Another new twist in public washroom products is an electronic metering (slow close) faucet, using a light-touch switch button rather than traditional hydraulic timing mechanisms. While not touchless in operation, these faucets are an improvement over older generation metering faucets because they eliminate the small-orifice bypass that has historically been the Achilles heel of that type (vulnerable to clogging with foreign matter). With this newer type, the timing function is electronic and therefore not susceptible to the problems of crud in the water. Other advantages include a very light activating force and easy timing adjustment. Like sensor-operated faucets, some electronic metering faucets come equipped with a manual temperature mixing mechanism.

Sensor-operated products are also showing up in shower rooms today, offering a better answer than either the "no limits" type of shower valve that can be left running, or the sometimes aggravating metering type that often seems to shut off at just the wrong time.

So where do we go from here with electronic plumbing? Some even more advanced examples are already with us, notably one called "programmed technologies." Essentially, this is a computerized system of controlling water usage in prisons and schools. From a central control station, a PC not only monitors the use of each water-using device in a cell or washroom, but it can also restrict the usage as well as initiate remote flushing.

The Galileo electronic faucet from Chicago Faucets.

Saving Water in Public Washrooms

Another current hot button driving new technology is water conservation, driven both by regulations and the need for improved operating economies. Most of the electronic products described above provide this additional benefit. Faucets that not only deliver at a limited flow rate but also turn off automatically are good examples. Today's flushometer valves operate on lower consumption than past models, and in addition, there are super-water-saving tank-type toilets arriving on the scene, using just four liters per flush rather than the prescribed six. (Such models are equipped with pressure tanks to provide the necessary flushing efficiency.) And how about this for the ultimate in water saving--waterless urinals.
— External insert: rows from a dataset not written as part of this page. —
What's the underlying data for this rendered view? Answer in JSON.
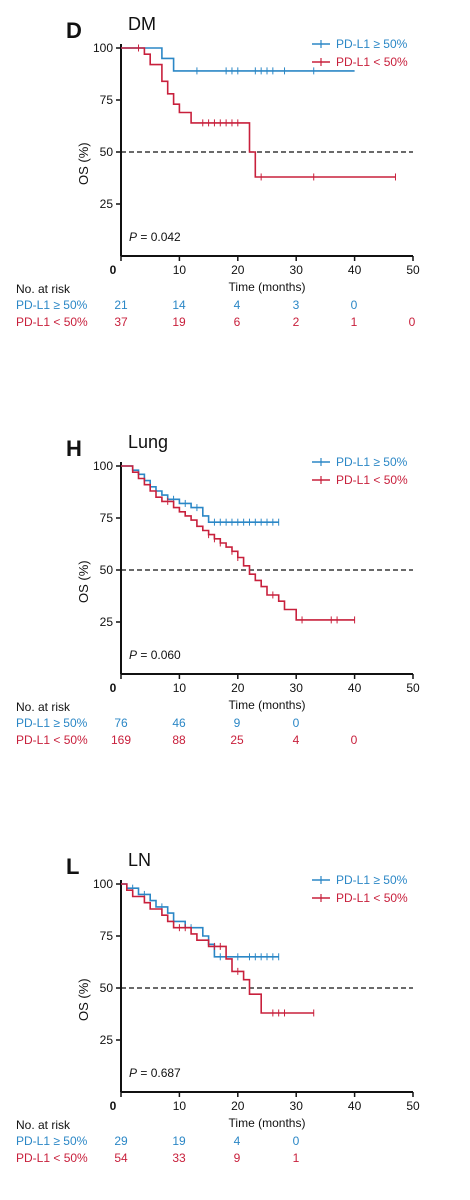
{
  "chart_data": [
    {
      "type": "line",
      "panel_letter": "D",
      "title": "DM",
      "xlabel": "Time (months)",
      "ylabel": "OS (%)",
      "xlim": [
        0,
        50
      ],
      "ylim": [
        0,
        100
      ],
      "x_ticks": [
        "0",
        "10",
        "20",
        "30",
        "40",
        "50"
      ],
      "y_ticks": [
        "25",
        "50",
        "75",
        "100"
      ],
      "reference_line": {
        "y": 50,
        "style": "dashed"
      },
      "p_label": "P",
      "p_value": " = 0.042",
      "legend_position": "top-right",
      "series": [
        {
          "name": "PD-L1 ≥ 50%",
          "color": "#2b87c6",
          "steps": [
            [
              0,
              100
            ],
            [
              7,
              100
            ],
            [
              7,
              95
            ],
            [
              9,
              95
            ],
            [
              9,
              89
            ],
            [
              40,
              89
            ]
          ],
          "censor": [
            13,
            18,
            19,
            20,
            23,
            24,
            25,
            26,
            28,
            33
          ]
        },
        {
          "name": "PD-L1 < 50%",
          "color": "#c8203c",
          "steps": [
            [
              0,
              100
            ],
            [
              4,
              100
            ],
            [
              4,
              97
            ],
            [
              5,
              97
            ],
            [
              5,
              92
            ],
            [
              7,
              92
            ],
            [
              7,
              84
            ],
            [
              8,
              84
            ],
            [
              8,
              78
            ],
            [
              9,
              78
            ],
            [
              9,
              73
            ],
            [
              10,
              73
            ],
            [
              10,
              69
            ],
            [
              12,
              69
            ],
            [
              12,
              64
            ],
            [
              22,
              64
            ],
            [
              22,
              50
            ],
            [
              23,
              50
            ],
            [
              23,
              38
            ],
            [
              47,
              38
            ]
          ],
          "censor": [
            3,
            14,
            15,
            16,
            17,
            18,
            19,
            20,
            24,
            33,
            47
          ]
        }
      ],
      "risk_table": {
        "header": "No. at risk",
        "rows": [
          {
            "label": "PD-L1 ≥ 50%",
            "color": "#2b87c6",
            "values": [
              "21",
              "14",
              "4",
              "3",
              "0"
            ]
          },
          {
            "label": "PD-L1 < 50%",
            "color": "#c8203c",
            "values": [
              "37",
              "19",
              "6",
              "2",
              "1",
              "0"
            ]
          }
        ]
      }
    },
    {
      "type": "line",
      "panel_letter": "H",
      "title": "Lung",
      "xlabel": "Time (months)",
      "ylabel": "OS (%)",
      "xlim": [
        0,
        50
      ],
      "ylim": [
        0,
        100
      ],
      "x_ticks": [
        "0",
        "10",
        "20",
        "30",
        "40",
        "50"
      ],
      "y_ticks": [
        "25",
        "50",
        "75",
        "100"
      ],
      "reference_line": {
        "y": 50,
        "style": "dashed"
      },
      "p_label": "P",
      "p_value": " = 0.060",
      "legend_position": "top-right",
      "series": [
        {
          "name": "PD-L1 ≥ 50%",
          "color": "#2b87c6",
          "steps": [
            [
              0,
              100
            ],
            [
              2,
              100
            ],
            [
              2,
              98
            ],
            [
              3,
              98
            ],
            [
              3,
              96
            ],
            [
              4,
              96
            ],
            [
              4,
              93
            ],
            [
              5,
              93
            ],
            [
              5,
              90
            ],
            [
              6,
              90
            ],
            [
              6,
              88
            ],
            [
              7,
              88
            ],
            [
              7,
              86
            ],
            [
              8,
              86
            ],
            [
              8,
              84
            ],
            [
              10,
              84
            ],
            [
              10,
              82
            ],
            [
              12,
              82
            ],
            [
              12,
              80
            ],
            [
              14,
              80
            ],
            [
              14,
              76
            ],
            [
              15,
              76
            ],
            [
              15,
              73
            ],
            [
              27,
              73
            ]
          ],
          "censor": [
            9,
            11,
            13,
            16,
            17,
            18,
            19,
            20,
            21,
            22,
            23,
            24,
            25,
            26,
            27
          ]
        },
        {
          "name": "PD-L1 < 50%",
          "color": "#c8203c",
          "steps": [
            [
              0,
              100
            ],
            [
              2,
              100
            ],
            [
              2,
              97
            ],
            [
              3,
              97
            ],
            [
              3,
              94
            ],
            [
              4,
              94
            ],
            [
              4,
              91
            ],
            [
              5,
              91
            ],
            [
              5,
              88
            ],
            [
              6,
              88
            ],
            [
              6,
              85
            ],
            [
              7,
              85
            ],
            [
              7,
              83
            ],
            [
              9,
              83
            ],
            [
              9,
              80
            ],
            [
              10,
              80
            ],
            [
              10,
              78
            ],
            [
              11,
              78
            ],
            [
              11,
              76
            ],
            [
              12,
              76
            ],
            [
              12,
              74
            ],
            [
              13,
              74
            ],
            [
              13,
              71
            ],
            [
              14,
              71
            ],
            [
              14,
              69
            ],
            [
              15,
              69
            ],
            [
              15,
              67
            ],
            [
              16,
              67
            ],
            [
              16,
              65
            ],
            [
              17,
              65
            ],
            [
              17,
              63
            ],
            [
              18,
              63
            ],
            [
              18,
              61
            ],
            [
              19,
              61
            ],
            [
              19,
              59
            ],
            [
              20,
              59
            ],
            [
              20,
              56
            ],
            [
              21,
              56
            ],
            [
              21,
              52
            ],
            [
              22,
              52
            ],
            [
              22,
              48
            ],
            [
              23,
              48
            ],
            [
              23,
              45
            ],
            [
              24,
              45
            ],
            [
              24,
              42
            ],
            [
              25,
              42
            ],
            [
              25,
              38
            ],
            [
              27,
              38
            ],
            [
              27,
              35
            ],
            [
              28,
              35
            ],
            [
              28,
              31
            ],
            [
              30,
              31
            ],
            [
              30,
              26
            ],
            [
              40,
              26
            ]
          ],
          "censor": [
            8,
            15,
            16,
            17,
            19,
            20,
            26,
            31,
            36,
            37,
            40
          ]
        }
      ],
      "risk_table": {
        "header": "No. at risk",
        "rows": [
          {
            "label": "PD-L1 ≥ 50%",
            "color": "#2b87c6",
            "values": [
              "76",
              "46",
              "9",
              "0"
            ]
          },
          {
            "label": "PD-L1 < 50%",
            "color": "#c8203c",
            "values": [
              "169",
              "88",
              "25",
              "4",
              "0"
            ]
          }
        ]
      }
    },
    {
      "type": "line",
      "panel_letter": "L",
      "title": "LN",
      "xlabel": "Time (months)",
      "ylabel": "OS (%)",
      "xlim": [
        0,
        50
      ],
      "ylim": [
        0,
        100
      ],
      "x_ticks": [
        "0",
        "10",
        "20",
        "30",
        "40",
        "50"
      ],
      "y_ticks": [
        "25",
        "50",
        "75",
        "100"
      ],
      "reference_line": {
        "y": 50,
        "style": "dashed"
      },
      "p_label": "P",
      "p_value": " = 0.687",
      "legend_position": "top-right",
      "series": [
        {
          "name": "PD-L1 ≥ 50%",
          "color": "#2b87c6",
          "steps": [
            [
              0,
              100
            ],
            [
              1,
              100
            ],
            [
              1,
              98
            ],
            [
              3,
              98
            ],
            [
              3,
              95
            ],
            [
              5,
              95
            ],
            [
              5,
              92
            ],
            [
              6,
              92
            ],
            [
              6,
              89
            ],
            [
              8,
              89
            ],
            [
              8,
              86
            ],
            [
              9,
              86
            ],
            [
              9,
              82
            ],
            [
              11,
              82
            ],
            [
              11,
              79
            ],
            [
              14,
              79
            ],
            [
              14,
              75
            ],
            [
              15,
              75
            ],
            [
              15,
              71
            ],
            [
              16,
              71
            ],
            [
              16,
              65
            ],
            [
              27,
              65
            ]
          ],
          "censor": [
            2,
            4,
            7,
            12,
            17,
            20,
            22,
            23,
            24,
            25,
            26,
            27
          ]
        },
        {
          "name": "PD-L1 < 50%",
          "color": "#c8203c",
          "steps": [
            [
              0,
              100
            ],
            [
              1,
              100
            ],
            [
              1,
              97
            ],
            [
              2,
              97
            ],
            [
              2,
              94
            ],
            [
              4,
              94
            ],
            [
              4,
              91
            ],
            [
              5,
              91
            ],
            [
              5,
              88
            ],
            [
              7,
              88
            ],
            [
              7,
              85
            ],
            [
              8,
              85
            ],
            [
              8,
              82
            ],
            [
              9,
              82
            ],
            [
              9,
              79
            ],
            [
              12,
              79
            ],
            [
              12,
              76
            ],
            [
              13,
              76
            ],
            [
              13,
              73
            ],
            [
              15,
              73
            ],
            [
              15,
              70
            ],
            [
              18,
              70
            ],
            [
              18,
              64
            ],
            [
              19,
              64
            ],
            [
              19,
              58
            ],
            [
              21,
              58
            ],
            [
              21,
              54
            ],
            [
              22,
              54
            ],
            [
              22,
              47
            ],
            [
              24,
              47
            ],
            [
              24,
              38
            ],
            [
              33,
              38
            ]
          ],
          "censor": [
            10,
            11,
            16,
            17,
            20,
            26,
            27,
            28,
            33
          ]
        }
      ],
      "risk_table": {
        "header": "No. at risk",
        "rows": [
          {
            "label": "PD-L1 ≥ 50%",
            "color": "#2b87c6",
            "values": [
              "29",
              "19",
              "4",
              "0"
            ]
          },
          {
            "label": "PD-L1 < 50%",
            "color": "#c8203c",
            "values": [
              "54",
              "33",
              "9",
              "1"
            ]
          }
        ]
      }
    }
  ]
}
In this case, a chemical seal at the bottom allows urine to pass through, while preventing gasses to pass back up. The products use a conventional drain connection, but no water supply.
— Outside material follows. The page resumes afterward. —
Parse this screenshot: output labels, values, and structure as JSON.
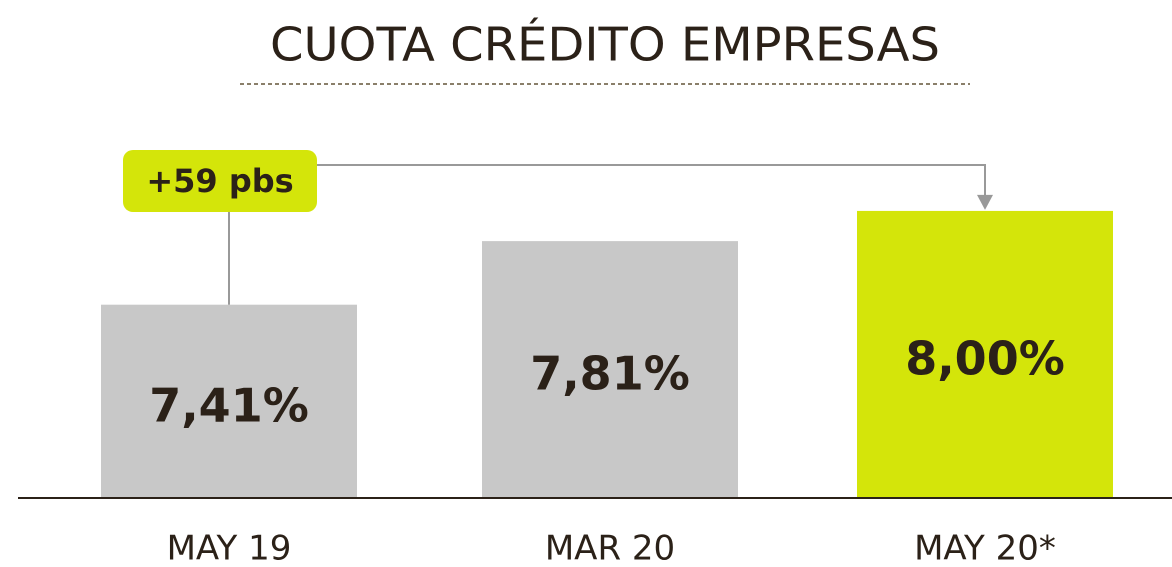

Ugly Is Out--Fashion Is In

One of the most noticeable differences in washroom equipment today concerns style. It is no longer assumed that people don't care what the stuff in a washroom looks like. Customers are being offered increasingly attractive product designs today, and when other selection factors are equal, this can often sway the buying decision. Good design doesn't have to cost more than the mediocre variety. One of the most noticeable improvements seen in many washrooms today concerns the lavatory area. Wall-hung models or drop-ins on laminate counters increasingly are giving way to solid surface (like Corian) counters with integral bowls.
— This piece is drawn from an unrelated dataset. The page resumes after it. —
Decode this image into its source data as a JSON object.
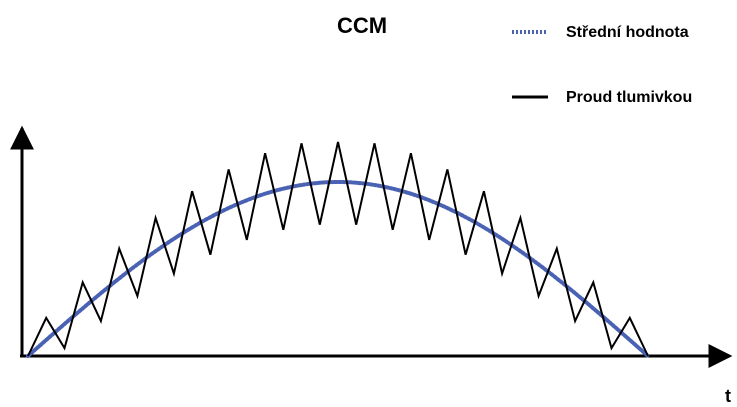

In addition, much more design attention is being given to things like faucets and even flush valves today, complementing the more stylish basic elements of the washroom.

Editor's Note: The "College of Product Knowledge" ran in Supply House Times for three years and resulted in a reprint manual that sold for many years to follow, totaling thousands of copies. It became something of an industry classic. Much of the original training material is still applicable to the products sold today. The purpose of this updated series is to look at what has come along since the first edition.